Specifically, they will use quantitative modeling techniques to predict the functional output of each regulatory element-target gene prediction as well as gene editing techniques to assess the how the absence of these elements affect the target genes as well as measure how big the impact is. They'll then compare the outcomes of the computational and experimental approaches used and either modify the models or seek new datasets to improve their predictions.
In addition to elucidating regulatory elements and their gene targets, Hardison and his collaborators plan to provide best practices for translating insights from mouse models to human subjects that they can share with the community, he said.
The VISION project shares its data and other resources with the research community via its website and other public repositories. So far, the group has made several datasets available via the website including some of its ChIP-seq and histone modification data, and it will continue to release more of these integrated datasets in future.
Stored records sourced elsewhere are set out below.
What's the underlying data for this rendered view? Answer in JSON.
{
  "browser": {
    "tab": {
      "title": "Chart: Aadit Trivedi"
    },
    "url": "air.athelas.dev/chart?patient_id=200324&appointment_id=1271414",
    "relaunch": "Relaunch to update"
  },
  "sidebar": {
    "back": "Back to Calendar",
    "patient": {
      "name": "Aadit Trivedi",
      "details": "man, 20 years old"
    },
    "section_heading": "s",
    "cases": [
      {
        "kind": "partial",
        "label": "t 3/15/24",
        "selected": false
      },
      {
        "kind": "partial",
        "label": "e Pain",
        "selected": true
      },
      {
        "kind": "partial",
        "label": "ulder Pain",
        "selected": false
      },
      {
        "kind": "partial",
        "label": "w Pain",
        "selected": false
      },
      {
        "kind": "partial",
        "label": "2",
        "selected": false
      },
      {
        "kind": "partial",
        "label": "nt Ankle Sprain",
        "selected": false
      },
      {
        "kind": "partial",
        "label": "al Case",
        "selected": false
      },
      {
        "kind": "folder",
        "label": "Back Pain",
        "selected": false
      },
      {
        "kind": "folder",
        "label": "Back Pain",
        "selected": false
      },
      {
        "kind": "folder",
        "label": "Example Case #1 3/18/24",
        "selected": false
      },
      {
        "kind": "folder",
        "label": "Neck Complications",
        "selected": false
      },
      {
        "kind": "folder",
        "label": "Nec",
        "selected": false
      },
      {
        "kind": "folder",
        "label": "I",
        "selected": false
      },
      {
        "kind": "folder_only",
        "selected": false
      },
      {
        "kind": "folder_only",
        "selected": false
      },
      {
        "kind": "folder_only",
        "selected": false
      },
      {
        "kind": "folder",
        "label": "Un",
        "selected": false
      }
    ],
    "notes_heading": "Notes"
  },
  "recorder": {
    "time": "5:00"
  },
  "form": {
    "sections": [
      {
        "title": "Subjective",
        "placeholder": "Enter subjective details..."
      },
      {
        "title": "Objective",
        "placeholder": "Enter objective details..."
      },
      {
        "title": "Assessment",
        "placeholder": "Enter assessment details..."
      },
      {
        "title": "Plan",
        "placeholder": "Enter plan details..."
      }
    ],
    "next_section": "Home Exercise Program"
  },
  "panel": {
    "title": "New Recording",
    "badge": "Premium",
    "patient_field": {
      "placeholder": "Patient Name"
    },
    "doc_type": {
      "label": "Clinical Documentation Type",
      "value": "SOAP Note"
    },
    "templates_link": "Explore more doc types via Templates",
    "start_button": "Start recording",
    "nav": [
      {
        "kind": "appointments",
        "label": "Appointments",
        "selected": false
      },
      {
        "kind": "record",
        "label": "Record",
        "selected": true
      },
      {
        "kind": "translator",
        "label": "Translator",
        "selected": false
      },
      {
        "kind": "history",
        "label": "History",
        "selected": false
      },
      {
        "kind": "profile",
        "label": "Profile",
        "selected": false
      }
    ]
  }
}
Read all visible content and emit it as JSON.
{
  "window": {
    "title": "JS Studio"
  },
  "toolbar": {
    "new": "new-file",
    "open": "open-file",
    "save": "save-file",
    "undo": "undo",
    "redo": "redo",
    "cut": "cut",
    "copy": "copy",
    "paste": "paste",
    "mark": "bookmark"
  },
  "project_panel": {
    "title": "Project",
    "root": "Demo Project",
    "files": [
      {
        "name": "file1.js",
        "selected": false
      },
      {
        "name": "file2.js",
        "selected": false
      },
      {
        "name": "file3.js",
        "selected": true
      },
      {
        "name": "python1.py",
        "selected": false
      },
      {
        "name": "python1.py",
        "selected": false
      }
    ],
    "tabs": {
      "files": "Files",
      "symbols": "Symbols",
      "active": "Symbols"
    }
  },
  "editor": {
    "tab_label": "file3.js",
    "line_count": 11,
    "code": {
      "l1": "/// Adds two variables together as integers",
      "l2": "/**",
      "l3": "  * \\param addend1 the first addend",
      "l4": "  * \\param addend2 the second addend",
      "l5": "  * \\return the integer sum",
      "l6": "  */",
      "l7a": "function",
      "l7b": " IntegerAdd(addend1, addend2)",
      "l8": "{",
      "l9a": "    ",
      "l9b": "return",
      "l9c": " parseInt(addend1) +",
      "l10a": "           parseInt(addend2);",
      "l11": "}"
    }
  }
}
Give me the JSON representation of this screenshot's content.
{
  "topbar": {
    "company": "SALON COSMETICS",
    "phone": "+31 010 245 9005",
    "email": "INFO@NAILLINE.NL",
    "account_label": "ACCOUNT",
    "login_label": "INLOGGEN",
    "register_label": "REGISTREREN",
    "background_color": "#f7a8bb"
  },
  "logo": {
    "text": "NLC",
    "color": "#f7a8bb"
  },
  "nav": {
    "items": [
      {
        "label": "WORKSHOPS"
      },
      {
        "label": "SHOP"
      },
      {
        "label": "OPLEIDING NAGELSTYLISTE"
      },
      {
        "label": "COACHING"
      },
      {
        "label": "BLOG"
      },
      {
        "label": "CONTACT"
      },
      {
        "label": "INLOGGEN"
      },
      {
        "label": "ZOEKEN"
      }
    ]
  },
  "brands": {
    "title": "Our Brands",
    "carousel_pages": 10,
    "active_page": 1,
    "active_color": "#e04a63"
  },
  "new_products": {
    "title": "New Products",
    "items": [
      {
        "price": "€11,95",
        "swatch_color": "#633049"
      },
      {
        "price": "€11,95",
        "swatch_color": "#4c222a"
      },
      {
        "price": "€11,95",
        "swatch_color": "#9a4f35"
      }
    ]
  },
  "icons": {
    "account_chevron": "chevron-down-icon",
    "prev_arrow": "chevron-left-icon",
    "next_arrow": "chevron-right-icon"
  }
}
They are also keeping an eye on ongoing efforts of other consortia, such as the 4D Nucleome project, and looking to integrate datasets from those efforts as well, Hardison said.
The group has also provided links to various visualization tools such as the ENCODE Element browser, which lets users query gene expression files and genomic annotations generated by the ENCODE consortium, a 3D Genome Browser that provides heatmap visualizations of Hi-C intra-chromosomal contract matrices, and the BX browser for visualizing epigenomic and transcriptomic data. Other resources include a database and query interface for transcription factor binding sites categorized based on epigenetic conservation in both mouse and human, and a link to a repository of transcriptome and epigenomic ChIP-seq data for hematopoietic cell lineages in mouse and human along with analysis tools.
Since the project focuses on blood cell development as a model system for exploring gene regulation in mammals, Hardison expects that VISION's results will be of particular value to researchers studying leukemia, anemia, and other blood diseases which result from misregulation of gene expression during blood formation. However, the data integration and validation methods being developed and applied here would be applicable to other diseases and research contexts, for example, research into muscle development.
"Because of our own [research] history and because it is a system that can be manipulated pretty well, we are focused on a few lineages of hematopoiesis, but it can easily translate to other systems," he said.